Looks like some of the 2.0 to 3.0 migration didn’t work too well… To fix things, I suspect you’ll want to run:

lxc profile device add default root disk path=/ pool=default
ip link del lxdbr0
lxc network create lxdbr0

I’d also recommend a reboot of the system at that point to make sure everything is clean.
Launching new containers should then work fine, and hopefully interacting with existing ones will be fixed too (though I don’t see a good reason for that exec error you’re getting…).
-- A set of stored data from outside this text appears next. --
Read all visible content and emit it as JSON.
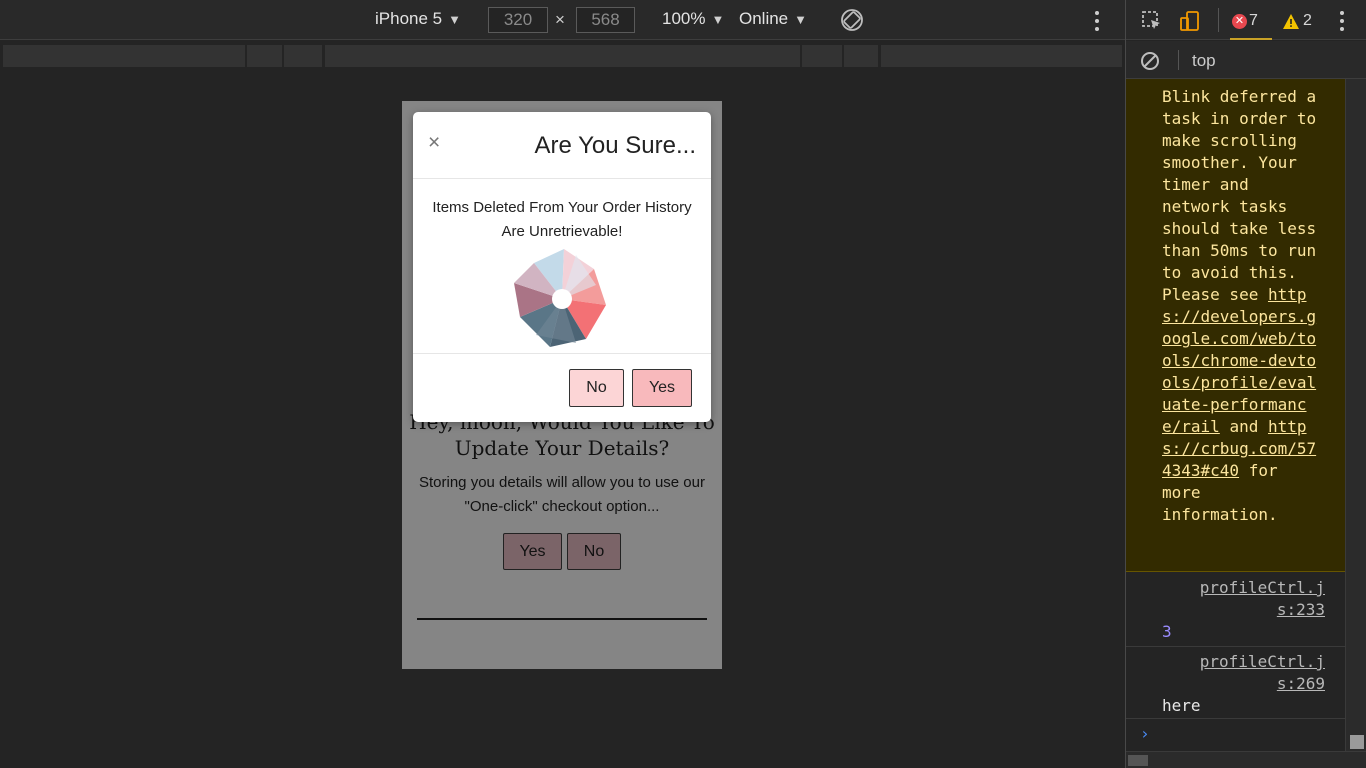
{
  "device_toolbar": {
    "device": "iPhone 5",
    "width": "320",
    "height": "568",
    "times": "×",
    "zoom": "100%",
    "throttle": "Online"
  },
  "page": {
    "heading": "Hey, moon, Would You Like To Update Your Details?",
    "text": "Storing you details will allow you to use our \"One-click\" checkout option...",
    "yes_label": "Yes",
    "no_label": "No"
  },
  "modal": {
    "close": "×",
    "title": "Are You Sure...",
    "message": "Items Deleted From Your Order History Are Unretrievable!",
    "no_label": "No",
    "yes_label": "Yes"
  },
  "devtools": {
    "error_count": "7",
    "warning_count": "2",
    "context": "top",
    "warning": {
      "text_before": "Blink deferred a task in order to make scrolling smoother. Your timer and network tasks should take less than 50ms to run to avoid this. Please see",
      "link1": "https://developers.google.com/web/tools/chrome-devtools/profile/evaluate-performance/rail",
      "and": "and",
      "link2": "https://crbug.com/574343#c40",
      "text_after": "for more information."
    },
    "logs": [
      {
        "source": "profileCtrl.js:233",
        "value": "3"
      },
      {
        "source": "profileCtrl.js:269",
        "value": "here"
      }
    ],
    "prompt": "›"
  },
  "colors": {
    "error": "#e8484f",
    "warning_bg": "#332b00",
    "warning_text": "#fde69e",
    "modal_no": "#fcd5d6",
    "modal_yes": "#f8b9bc"
  }
}
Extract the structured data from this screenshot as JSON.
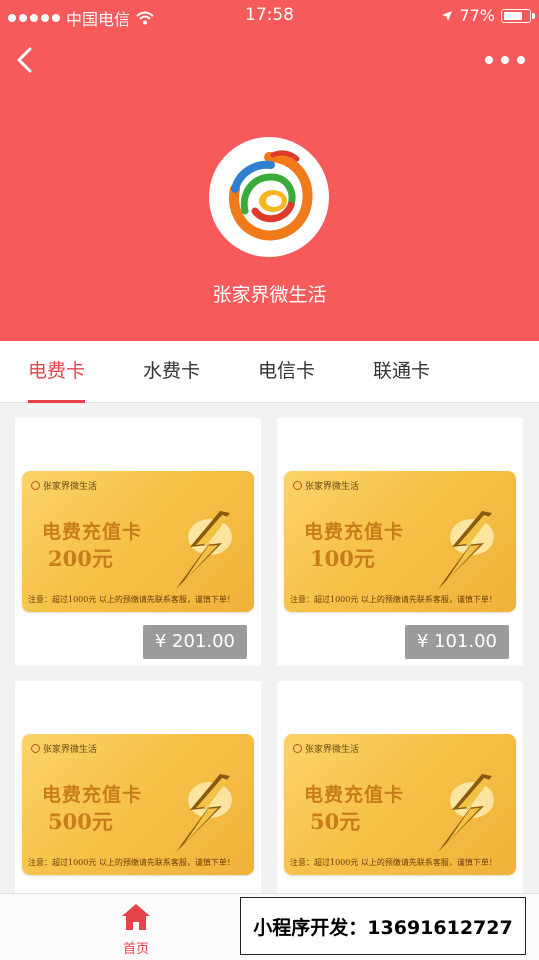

If the exec error continues, please post the output of snap list and snap changes as well as lxc info --show-log NAME that should help.


(OH SECHUN) #8
$ sudo lxc profile device add default root disk path=/ pool=default
Error: The device already exists

It looks like default device is already exists.

$ sudo snap list
Name  Version    Rev   Developer  Notes
core  16-2.31.2  4206  canonical  core
lxd   3.0.0      6649  canonical  -

and

$ sudo lxc info --show-log my-container
Name: my-container
Remote: unix://
Architecture: x86_64
Created: 2018/04/09 02:37 UTC
Status: Running
Type: persistent
Profiles: default
Pid: 63145
Ips:
  lo:   inet    127.0.0.1
  lo:   inet6   ::1
  eth0: inet6   fe80::216:3eff:feda:dd00
Resources:
  Processes: 9
  CPU usage:
    CPU usage (in seconds): 3
  Memory usage:
    Memory (current): 36.39MB
    Memory (peak): 48.27MB
  Network usage:
    eth0:
      Bytes received: 470.83kB
      Bytes sent: 28.03kB
      Packets received: 3512
      Packets sent: 367
    lo:
      Bytes received: 35.81kB
      Bytes sent: 35.81kB
      Packets received: 103
      Packets sent: 103

Log:

      lxc 20180409023759.250 WARN     lxc_monitor - monitor.c:lxc_monitor_fifo_send:111 - Failed to open fifo to send message: No such file or directory.
      lxc 20180409023759.250 WARN     lxc_monitor - monitor.c:lxc_monitor_fifo_send:111 - Failed to open fifo to send message: No such file or directory.
      lxc 20180409023759.359 WARN     lxc_monitor - monitor.c:lxc_monitor_fifo_send:111 - Failed to open fifo to send message: No such file or directory.
      lxc 20180409023759.359 WARN     lxc_monitor - monitor.c:lxc_monitor_fifo_send:111 - Failed to open fifo to send message: No such file or directory.

so, consequently I cannot Live-Migrate my containers with version 3.0.